The Philippines is way behind in a number of ways compared to other member countries of ASEAN when it comes to agriculture. The facts and figures that tell us why were presented by Dr. William Dar during a roundtable discussion on the future of Philippine agriculture beyond six years.The event was convened at UP Diliman on July 28, 2016 by StratSearch Foundation headed by Dr. Clarita Carlos.
Dr. Dar is a former agriculture secretary during the first year of the Estrada administration. Then he became the most successful head of the International Crops Research Institute for the Semi-Arid Tropics (ICRISAT) based in India which he served for a record three terms.
The Philippines has been underperforming in agri productivity. From 1961 to 2012, the annual growth rate in agri productivity in the Philippines is 2.87 percent. This is lower than the 3.73 percent of Indonesia, 4.10 percent of Malaysia, 3.21 percent of Thailand, 3.67 percent of Myanmar, 4.16 percent of Vietnam and 4.32 percent of China.
In the agri-food exports, the Philippines has a miserable record compared to five other Asean countries. In 2014, the Philippines had agri-food exports totaling $6.7 billion compared to $38.8 billion of Indonesia, $26.2 billion of Malaysia, $38.4 billion of Thailand and $24.8 billion of Vietnam.
The scorecard of the Philippines in agri exports is dismal compared to Indonesia, Malaysia, Thailand and Vietnam.
In 2014, the Philippines had only two agri export products that brought in more than $1 billion. These are coconut oil, $1.3 billion and banana, $1.1 billion. It had no agri product that brought in more than $500 million but less than $1 billion.
In contrast, Indonesia had five agri export products that brought in more than $1 billion, namely: palm oil, $17.5B; natural rubber, $4.7B; coconut and palm kernel oil, $2.5B; shrimp $1.8B; and coffee, 1.08B. Indonesia also had five products that brought in more than $500 million but less than $1B each, including cigar and cigarettes, margarine, processed shrimps, cocoa butter and oil cake.

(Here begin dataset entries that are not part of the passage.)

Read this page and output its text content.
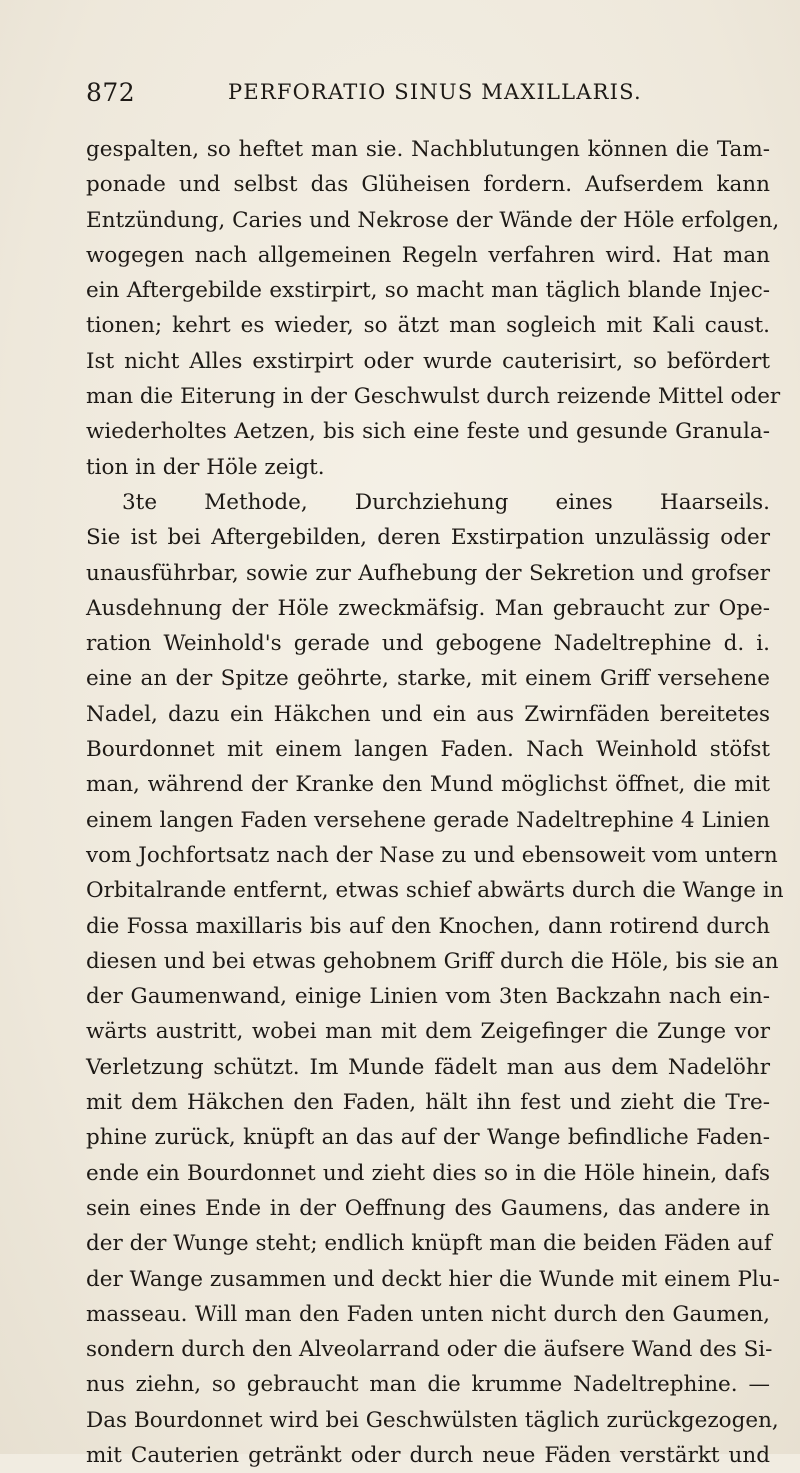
872	PERFORATIO SINUS MAXILLARIS.
gespalten, so heftet man sie. Nachblutungen können die Tam-
ponade und selbst das Glüheisen fordern. Aufserdem kann
Entzündung, Caries und Nekrose der Wände der Höle erfolgen,
wogegen nach allgemeinen Regeln verfahren wird. Hat man
ein Aftergebilde exstirpirt, so macht man täglich blande Injec-
tionen; kehrt es wieder, so ätzt man sogleich mit Kali caust.
Ist nicht Alles exstirpirt oder wurde cauterisirt, so befördert
man die Eiterung in der Geschwulst durch reizende Mittel oder
wiederholtes Aetzen, bis sich eine feste und gesunde Granula-
tion in der Höle zeigt.
3te Methode, Durchziehung eines Haarseils.
Sie ist bei Aftergebilden, deren Exstirpation unzulässig oder
unausführbar, sowie zur Aufhebung der Sekretion und grofser
Ausdehnung der Höle zweckmäfsig. Man gebraucht zur Ope-
ration Weinhold's gerade und gebogene Nadeltrephine d. i.
eine an der Spitze geöhrte, starke, mit einem Griff versehene
Nadel, dazu ein Häkchen und ein aus Zwirnfäden bereitetes
Bourdonnet mit einem langen Faden. Nach Weinhold stöfst
man, während der Kranke den Mund möglichst öffnet, die mit
einem langen Faden versehene gerade Nadeltrephine 4 Linien
vom Jochfortsatz nach der Nase zu und ebensoweit vom untern
Orbitalrande entfernt, etwas schief abwärts durch die Wange in
die Fossa maxillaris bis auf den Knochen, dann rotirend durch
diesen und bei etwas gehobnem Griff durch die Höle, bis sie an
der Gaumenwand, einige Linien vom 3ten Backzahn nach ein-
wärts austritt, wobei man mit dem Zeigefinger die Zunge vor
Verletzung schützt. Im Munde fädelt man aus dem Nadelöhr
mit dem Häkchen den Faden, hält ihn fest und zieht die Tre-
phine zurück, knüpft an das auf der Wange befindliche Faden-
ende ein Bourdonnet und zieht dies so in die Höle hinein, dafs
sein eines Ende in der Oeffnung des Gaumens, das andere in
der der Wunge steht; endlich knüpft man die beiden Fäden auf
der Wange zusammen und deckt hier die Wunde mit einem Plu-
masseau. Will man den Faden unten nicht durch den Gaumen,
sondern durch den Alveolarrand oder die äufsere Wand des Si-
nus ziehn, so gebraucht man die krumme Nadeltrephine. —
Das Bourdonnet wird bei Geschwülsten täglich zurückgezogen,
mit Cauterien getränkt oder durch neue Fäden verstärkt und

Malaysia had 4 commodities that brought in more than $1B each, namely: palm oil, $12.0B; vegetable oil, hydrogenated, $1.9B; natural rubber, $1.48B and palm kernel and coconut oil, $1.0B. Malaysa also had four commodities that brought in more than $500 million but less than $1B.
The figures from Thailand and Vietnam are also very enviable. Thailand had nine commodities that brought in more than $1 billion each, namely natural rubber, rice, prepared fish, sugar, prepared chicken, starch, prepared shrimp, animal feed and food preparations.
On the other hand, Vietnam had 8 commodities that brought in more than $1B each, namely: coffee beans, rice, shrimps, fish fillet, cashew nuts, natural rubber, prepared shrimp and black pepper.
WHAT CAN BE DONE? – The way to go is to diversity the crops that Filipino farmers plant. The government could promote high value crops like coffee, cacao, rubber, oil palm, livestock and poultry, aquaculture and others. Most of these high-value commodities were neglected in the past in terms of research and financing.
The way to go is to make agriculture an honest-to-goodness industry which means undertaking farming as an honest-to-goodness agribusiness. Making agriculture profitable would be the best enticement for the educated young people to go into agriculture.
FARM MECHANIZATION –This is one other strategy to make farming in the Philippines profitable. Mechanization can make land preparation, planting and harvesting more efficient and economical, at the same time producing products of higher quality.
Engr. Rex Bingabing, outgoing head of PhilMech, for instance, showed examples of how farm mechanization can benefit Philippine agriculture at the roundtable discussion. For instance, the average cost of producing palay in the Philippines is P11 per kilo. By employing mechanical transplanting and harvesting the cost of production could be reduced to just over P7 per kilo.
Mechanization, of course, can be adopted in other crops as well as livestock and poultry.
AGRITOURISM – A law on farm tourism was passed during the last Congress. If implemented right, this could encourage young, educated entrepreneurs to go into developing agritourist destinations. And this could help boost the country’s performance in agriculture.